At its meeting on Jan. 22, the Rockville Centre Board of Education finalized a $45.9 million bond proposal that, if approved, would fund improvements and renovations throughout the district. The measure will be put to a public vote on March 19.
According to the district’s preliminary calculations, the bond would cost the average homeowner just under $200 a year over its 30-year life.
“This process does not end here,” said school board Vice President Mark Masin. “This is only the end of phase one. Everybody has a daunting test in front of them to come up with a successful bond vote, and it is incumbent upon all of us who supported the bond to take this and to have our friends and relatives understand what is in it, understand how it affects them and understand how it affects the bottom line. The bottom line is the kids who are coming through our district every day.”
Among the cuts made before the bond was approved was $750,000 that would have been used to purchase a house adjacent to South Side High School. Administrators wanted to use the house to expand the district’s special education program, but its owners decided they no longer wanted to sell.

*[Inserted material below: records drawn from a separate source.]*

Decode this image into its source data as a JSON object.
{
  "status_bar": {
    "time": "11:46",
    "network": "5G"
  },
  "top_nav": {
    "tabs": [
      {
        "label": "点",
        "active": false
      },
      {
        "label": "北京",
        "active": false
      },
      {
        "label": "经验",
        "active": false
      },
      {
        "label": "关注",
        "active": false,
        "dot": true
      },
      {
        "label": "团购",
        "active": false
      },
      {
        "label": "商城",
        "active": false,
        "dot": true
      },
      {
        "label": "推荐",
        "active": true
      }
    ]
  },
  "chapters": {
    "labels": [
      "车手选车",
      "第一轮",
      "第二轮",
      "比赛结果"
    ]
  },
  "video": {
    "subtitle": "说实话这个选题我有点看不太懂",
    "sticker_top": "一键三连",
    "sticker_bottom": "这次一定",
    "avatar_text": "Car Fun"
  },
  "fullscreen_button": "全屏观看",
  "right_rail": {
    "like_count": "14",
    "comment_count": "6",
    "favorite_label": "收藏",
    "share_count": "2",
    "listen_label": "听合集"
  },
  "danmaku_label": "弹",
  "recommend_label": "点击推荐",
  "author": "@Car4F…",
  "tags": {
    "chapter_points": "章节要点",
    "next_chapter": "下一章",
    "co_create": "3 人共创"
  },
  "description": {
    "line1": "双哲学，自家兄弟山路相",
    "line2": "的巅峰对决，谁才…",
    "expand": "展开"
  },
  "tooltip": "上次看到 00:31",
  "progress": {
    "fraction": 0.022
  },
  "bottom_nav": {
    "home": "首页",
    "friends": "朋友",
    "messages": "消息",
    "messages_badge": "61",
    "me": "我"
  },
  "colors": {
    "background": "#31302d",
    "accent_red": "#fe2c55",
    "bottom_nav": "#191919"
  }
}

A plan to add air conditioning to assembly spaces in the high school and middle school, at a cost of $1.16 million, was also eliminated from the proposal, though it still includes $2.4 million in funding for air conditioning in assembly areas in the elementary schools and all district classrooms.
The bond would cover improvements at every school in the district, with the majority of the money going to the high school. More than half of the bond — $26.3 million — would fund the construction of a two-story addition to the high school. It also includes more than $2.7 million to add artificial turf, lighting and new bleachers to the high school athletic fields.
Carol Roseto, the district’s athletic director, said that the turf field would help save the district money and increase safety for athletes. “I have varsity lacrosse teams that practice on the parking lots sometimes, and we have to go out of the town and rent fields because we don’t have space,” Roseto said, explaining that the high school has only 1½ fields. “So the turf would simply make us able to stagger practices, in addition to having home games. One field with turf and lights doubles our practice ability.”
Roseto explained that because artificial turf doesn’t need the same maintenance as grass and because rain doesn’t affect it, teams could use it more often for practice and games without being concerned about damage.
“We have hills and valleys in those fields that can’t be repaired because there’s never a downtime,” Roseto said of the existing fields. “You really need to leave these fields without being touched for six months, and we can’t do that.”